OpenCL Spec: What Happens on Event/Command Failure

guillona · January 29, 2013, 8:30am

Hi,

I am having a hard time understanding the specification right now. What is supposed to happen if an enqueued command fails? What function call reports the error? What happens if I use out-of-order command queues and events, at what point do I find the problem from a previous event? What happens to child events?

Thanks for your help.

bknafla · January 31, 2013, 4:46am

Events are the key: on enqueueing you can retrieve an event associated with the enqueued command. If you waited directly or indirectly (via a later blocking enqueue call or clFinish) on the event to terminate you can then query its CL_EVENT_COMMAND_ EXECUTION_STATUS via clGetEventInfo() to learn if it succeeded or if an error occurred.

You can also register a completion callback with the event via the clSetEventCallback() call to have a supplied callback function called should the event state change.

Each enqueue command allows you to specify a number of events that need to be completed before the enqueued command can run. Though completion means both: success or failure.

The philosophy behind OpenCL’s asynchronous commands seems to be that you should create command queues that are correct and work. Flush the queue to let all of them (eventually) run and only sync as little as possible, e.g., via a last enqueue call that blocks or by enqueueing a barrier and waiting on its event. To be sure that no error occurred you then go through all command events you stored and check that they were successful.

My view of error handling in OpenCL might be incorrect through and probably more experienced devs want to chime in.

guillona · January 31, 2013, 6:14am

Hi.

The issue is from OpenCL 1.2 Section 5.9. The execution status can be an error code (must be negative), and the standard specifies:

The error code is a negative integer value and indicates that the command was abnormally terminated.

Later it specifies:

If the execution of a command is terminated, the command-queue associated with this
terminated command, and the associated context (and all other command-queues in this context)
may no longer be available. The behavior of OpenCL API calls that use this context (and
command-queues associated with this context) are now considered to be implementation-
defined.

Given these two pieces of information from the standard, my interpretation is that if any executed command terminates abnormally, the entire context and all command_queues are in an invalid state, and the program should be terminated abnormally.

bknafla · January 31, 2013, 6:54am

Ah, good find!

Hm, so events can still be queried, though if the wrong event is queried it does not even show that such a “catastrophic” error happened.

I’m unsure how usable the context callback is as it might be triggered after API calls use the now invalid context and queues…

Does this mean, that a clFinish() call behavior is undefined the moment an error happens while it waits?
Does this mean, that a failing command only occurs if the user set up the command badly but not from internal problems? All the error checks on creating resources and enqueueing commands indicate this. Therefore a terminated command shouldn’t happen in good code and is nothing to worry about after successful testing on target platforms?

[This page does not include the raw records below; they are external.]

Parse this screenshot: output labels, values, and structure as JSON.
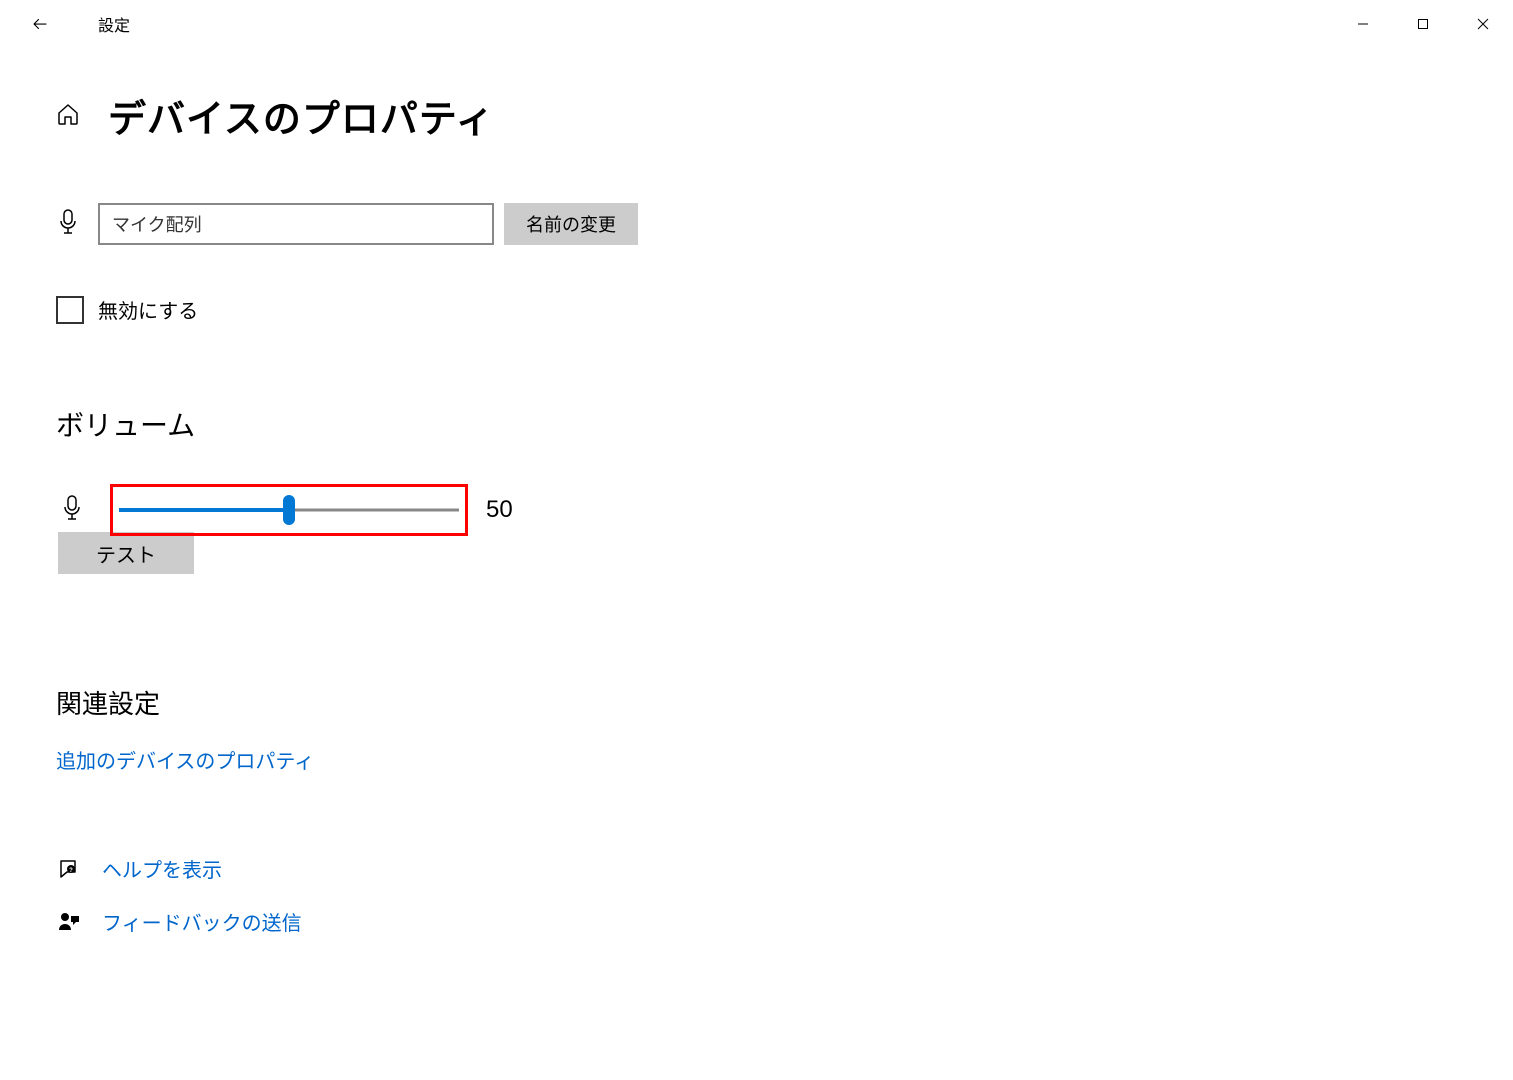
{
  "titlebar": {
    "app_title": "設定"
  },
  "page": {
    "title": "デバイスのプロパティ"
  },
  "device": {
    "name_value": "マイク配列",
    "rename_label": "名前の変更"
  },
  "disable": {
    "label": "無効にする",
    "checked": false
  },
  "volume": {
    "heading": "ボリューム",
    "value": "50",
    "percent": 50,
    "test_label": "テスト"
  },
  "related": {
    "heading": "関連設定",
    "additional_props_link": "追加のデバイスのプロパティ"
  },
  "footer": {
    "help_link": "ヘルプを表示",
    "feedback_link": "フィードバックの送信"
  }
}
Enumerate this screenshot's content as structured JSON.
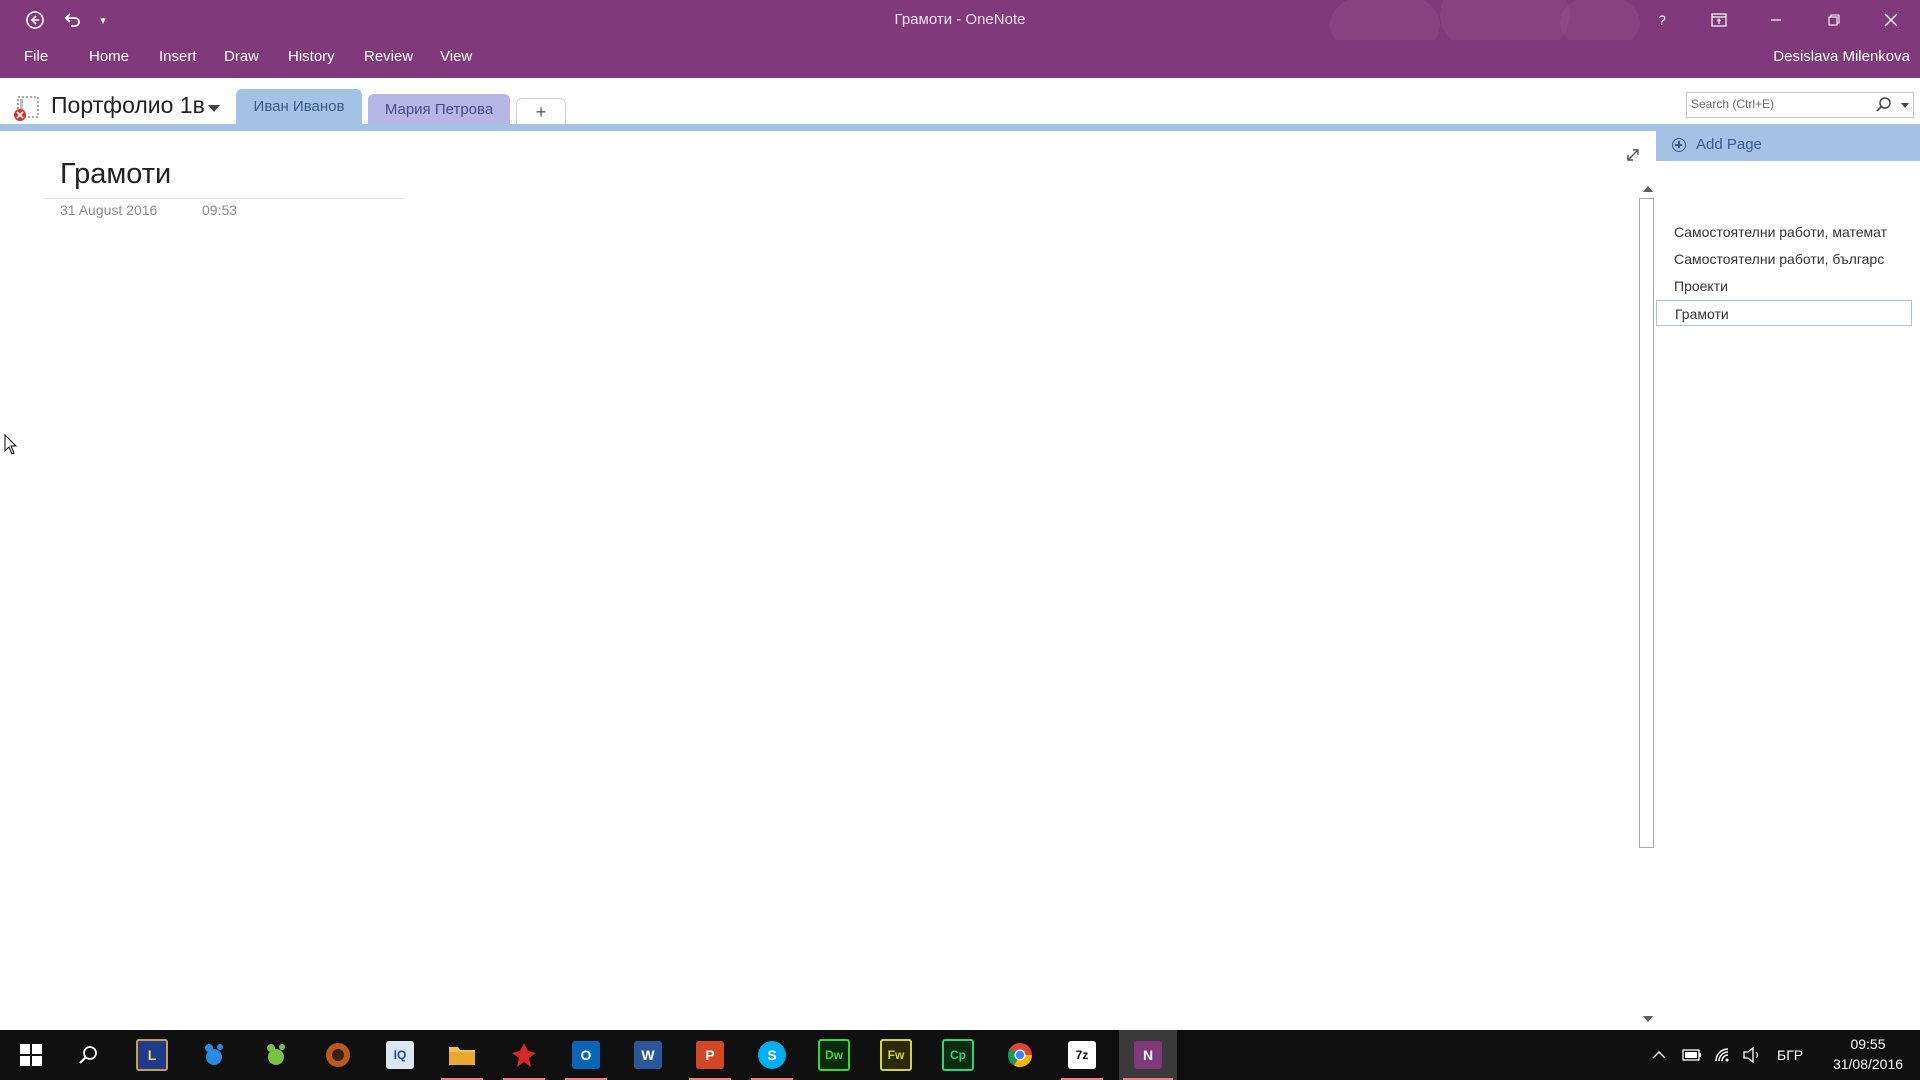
{
  "window": {
    "title": "Грамоти - OneNote",
    "user": "Desislava Milenkova",
    "help": "?"
  },
  "ribbon": {
    "tabs": [
      "File",
      "Home",
      "Insert",
      "Draw",
      "History",
      "Review",
      "View"
    ]
  },
  "notebook": {
    "name": "Портфолио 1в",
    "sections": [
      "Иван Иванов",
      "Мария Петрова"
    ],
    "add_section": "+",
    "active_section": "Иван Иванов"
  },
  "search": {
    "placeholder": "Search (Ctrl+E)"
  },
  "page": {
    "title": "Грамоти",
    "date": "31 August 2016",
    "time": "09:53"
  },
  "pages_pane": {
    "add_page": "Add Page",
    "pages": [
      "Самостоятелни работи, математ",
      "Самостоятелни работи, българс",
      "Проекти",
      "Грамоти"
    ],
    "selected": "Грамоти"
  },
  "taskbar": {
    "apps": [
      "start-icon",
      "search-icon",
      "league-icon",
      "bird-icon",
      "smiley-icon",
      "game-icon",
      "iq-icon",
      "file-explorer-icon",
      "bird-red-icon",
      "outlook-icon",
      "word-icon",
      "powerpoint-icon",
      "skype-icon",
      "dreamweaver-icon",
      "fireworks-icon",
      "captivate-icon",
      "chrome-icon",
      "7zip-icon",
      "onenote-icon"
    ],
    "labels": {
      "iq": "IQ",
      "outlook": "O",
      "word": "W",
      "powerpoint": "P",
      "skype": "S",
      "dreamweaver": "Dw",
      "fireworks": "Fw",
      "captivate": "Cp",
      "sevenzip": "7z",
      "onenote": "N"
    },
    "language": "БГР",
    "time": "09:55",
    "date": "31/08/2016"
  },
  "colors": {
    "onenote_purple": "#80397b",
    "section_blue": "#a4c2e6",
    "section_lavender": "#b7b6e6"
  }
}
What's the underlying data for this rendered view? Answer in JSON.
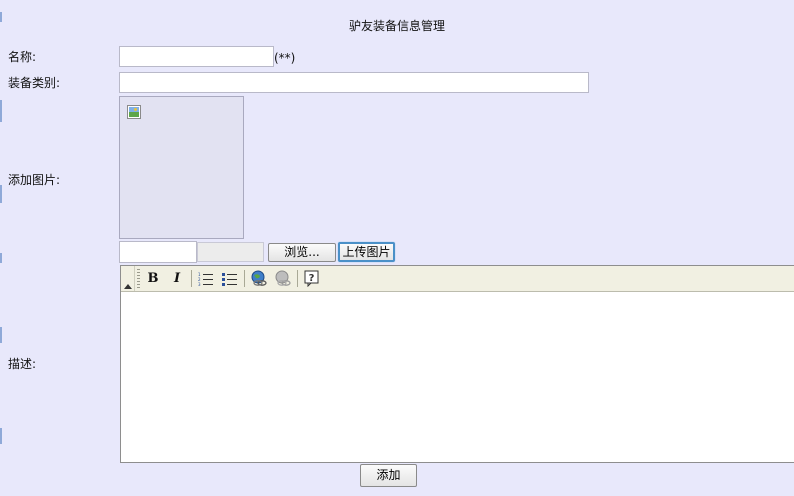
{
  "page": {
    "title": "驴友装备信息管理"
  },
  "form": {
    "name": {
      "label": "名称:",
      "value": "",
      "required_hint": "(**)"
    },
    "category": {
      "label": "装备类别:",
      "value": ""
    },
    "image": {
      "label": "添加图片:",
      "path_value": "",
      "browse_label": "浏览...",
      "upload_label": "上传图片"
    },
    "description": {
      "label": "描述:",
      "toolbar": [
        {
          "name": "bold-button",
          "icon": "bold-icon"
        },
        {
          "name": "italic-button",
          "icon": "italic-icon"
        },
        {
          "name": "ordered-list-button",
          "icon": "ordered-list-icon"
        },
        {
          "name": "unordered-list-button",
          "icon": "unordered-list-icon"
        },
        {
          "name": "insert-link-button",
          "icon": "globe-link-icon"
        },
        {
          "name": "remove-link-button",
          "icon": "unlink-icon"
        },
        {
          "name": "help-button",
          "icon": "help-icon"
        }
      ],
      "content": ""
    },
    "submit_label": "添加"
  }
}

guillona · January 31, 2013, 8:51am

Well, I don’t know about your programs, but I cannot assume mine are so well-behaved.

Consider a situation in which there are two completely independent event graphs, one is operating on memory A, the other B. At this time, if any operation on A fails, then I must assume that all operations on B are now going to be implementation-defined. I have no choice but to terminate the entire application! I would much rather destroy A (myself), and isolate errors.

Also unspecified is what happens to other events. If I have e1->e2->e3, and e1 terminates abnormally, what is the result of e2 and e3? Are they executed? What error is returned?

Some clarification is required on the “intention” of the specification here. If the intention is that the system is now in an inconsistent state, then this should be clearly stated.